Prof. Elmar Brähler*, Universität Leipzig:

"Schlimme Kindheitsereignisse – bei manchen wächst sich’s aus, aber bei den meisten wächst sich’s eben nicht aus. Und wir haben in Deutschland eine hohe Zahl der posttraumatischen Belastungsstörungen gehabt bei der Generation, die vor 1946 geboren ist. Das war zum Beispiel in der Schweiz nicht so. In der Schweiz waren die Zahlen sehr sehr viel niedriger. …

Und diese Störungen wirken noch in die nächste Generation hinein.

Das kann Flashbacks geben, wo man durch Ereignisse erschüttert wird, zB durch bestimmte Gerüche. Zum Beispiel bei Ausbombungen entsteht ein bestimmter Geruch. Und der wird verkoppelt mit einem ganz schrecklichen Erlebnis. Es betrifft aber selbst Ungeborene, die im Mutterleib noch waren und wo sich die Angst der Mutter übertragen hat.

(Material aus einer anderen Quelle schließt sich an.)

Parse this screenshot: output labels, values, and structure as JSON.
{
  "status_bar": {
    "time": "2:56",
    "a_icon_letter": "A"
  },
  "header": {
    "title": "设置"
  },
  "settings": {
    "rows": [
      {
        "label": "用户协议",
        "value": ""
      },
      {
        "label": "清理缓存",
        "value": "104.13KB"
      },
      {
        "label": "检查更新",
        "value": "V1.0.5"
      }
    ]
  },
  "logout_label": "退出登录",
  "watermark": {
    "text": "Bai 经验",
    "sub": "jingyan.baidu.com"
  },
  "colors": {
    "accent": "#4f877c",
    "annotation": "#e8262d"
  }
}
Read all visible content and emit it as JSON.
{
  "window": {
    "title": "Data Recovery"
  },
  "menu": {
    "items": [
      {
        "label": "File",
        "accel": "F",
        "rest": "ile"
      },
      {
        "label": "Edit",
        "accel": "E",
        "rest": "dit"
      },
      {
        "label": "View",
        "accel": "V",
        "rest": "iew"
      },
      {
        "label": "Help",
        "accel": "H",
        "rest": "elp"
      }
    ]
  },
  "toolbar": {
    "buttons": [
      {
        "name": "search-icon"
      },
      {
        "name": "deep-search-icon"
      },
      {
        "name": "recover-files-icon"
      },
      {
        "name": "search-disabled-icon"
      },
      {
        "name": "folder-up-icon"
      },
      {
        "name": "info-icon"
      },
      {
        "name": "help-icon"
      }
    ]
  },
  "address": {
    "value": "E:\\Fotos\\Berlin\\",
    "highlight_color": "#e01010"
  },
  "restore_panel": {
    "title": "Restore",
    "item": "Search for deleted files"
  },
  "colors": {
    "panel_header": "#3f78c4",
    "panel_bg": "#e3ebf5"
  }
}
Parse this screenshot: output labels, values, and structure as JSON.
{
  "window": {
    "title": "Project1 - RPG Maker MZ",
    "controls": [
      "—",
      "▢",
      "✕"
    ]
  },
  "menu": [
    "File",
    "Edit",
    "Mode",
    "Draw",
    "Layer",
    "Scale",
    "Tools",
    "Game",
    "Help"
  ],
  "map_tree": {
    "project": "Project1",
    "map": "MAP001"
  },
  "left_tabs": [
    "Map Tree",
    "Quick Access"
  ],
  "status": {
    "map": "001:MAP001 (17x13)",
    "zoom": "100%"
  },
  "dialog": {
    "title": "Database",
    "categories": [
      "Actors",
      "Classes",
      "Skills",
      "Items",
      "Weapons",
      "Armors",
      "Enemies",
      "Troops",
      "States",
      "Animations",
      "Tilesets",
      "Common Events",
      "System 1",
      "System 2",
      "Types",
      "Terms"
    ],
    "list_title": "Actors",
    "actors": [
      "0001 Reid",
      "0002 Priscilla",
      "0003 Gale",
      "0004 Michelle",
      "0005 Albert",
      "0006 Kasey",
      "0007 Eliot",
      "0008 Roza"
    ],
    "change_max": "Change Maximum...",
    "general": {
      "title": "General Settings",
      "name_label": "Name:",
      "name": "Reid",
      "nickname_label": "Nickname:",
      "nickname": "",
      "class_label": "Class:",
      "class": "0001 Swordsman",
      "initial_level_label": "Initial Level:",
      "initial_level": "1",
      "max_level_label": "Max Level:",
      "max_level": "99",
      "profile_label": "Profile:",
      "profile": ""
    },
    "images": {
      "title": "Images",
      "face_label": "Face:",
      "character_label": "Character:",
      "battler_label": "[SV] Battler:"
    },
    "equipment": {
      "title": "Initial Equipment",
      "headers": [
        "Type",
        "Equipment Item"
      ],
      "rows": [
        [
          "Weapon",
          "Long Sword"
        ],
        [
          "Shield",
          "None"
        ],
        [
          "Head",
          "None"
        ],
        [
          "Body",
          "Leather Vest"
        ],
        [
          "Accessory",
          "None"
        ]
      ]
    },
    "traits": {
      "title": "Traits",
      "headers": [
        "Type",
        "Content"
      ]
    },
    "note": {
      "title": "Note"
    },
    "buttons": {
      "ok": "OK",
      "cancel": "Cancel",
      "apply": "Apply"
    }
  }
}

Und diese Auslöser sind dem bewussten Zugang meistens eher versperrt.

Der Körper erinnert sich. Das ist sehr tief gespeichert. Und viele haben ja auch die Traumata verdrängt, die sie gar nicht zulassen. Und wir wissen zB von KZ-Opfern, dass das mit Herzerkrankungen verknüpft sein kann. Und dass oftmals Erinnerungen erst im Alter wiederkommen.

Wenn bestimmte Situationen im Altersheim … wenn eine alte Frau, die den Krieg erlebt hat, oder Vertreibung erlebt hat, im Bett liegt und ein Mensch das Zimmer betritt, ein Mann, der eine andere Sprache spricht. Dann kann die in panische Ängste verfallen und sich unter dem Bett verstecken."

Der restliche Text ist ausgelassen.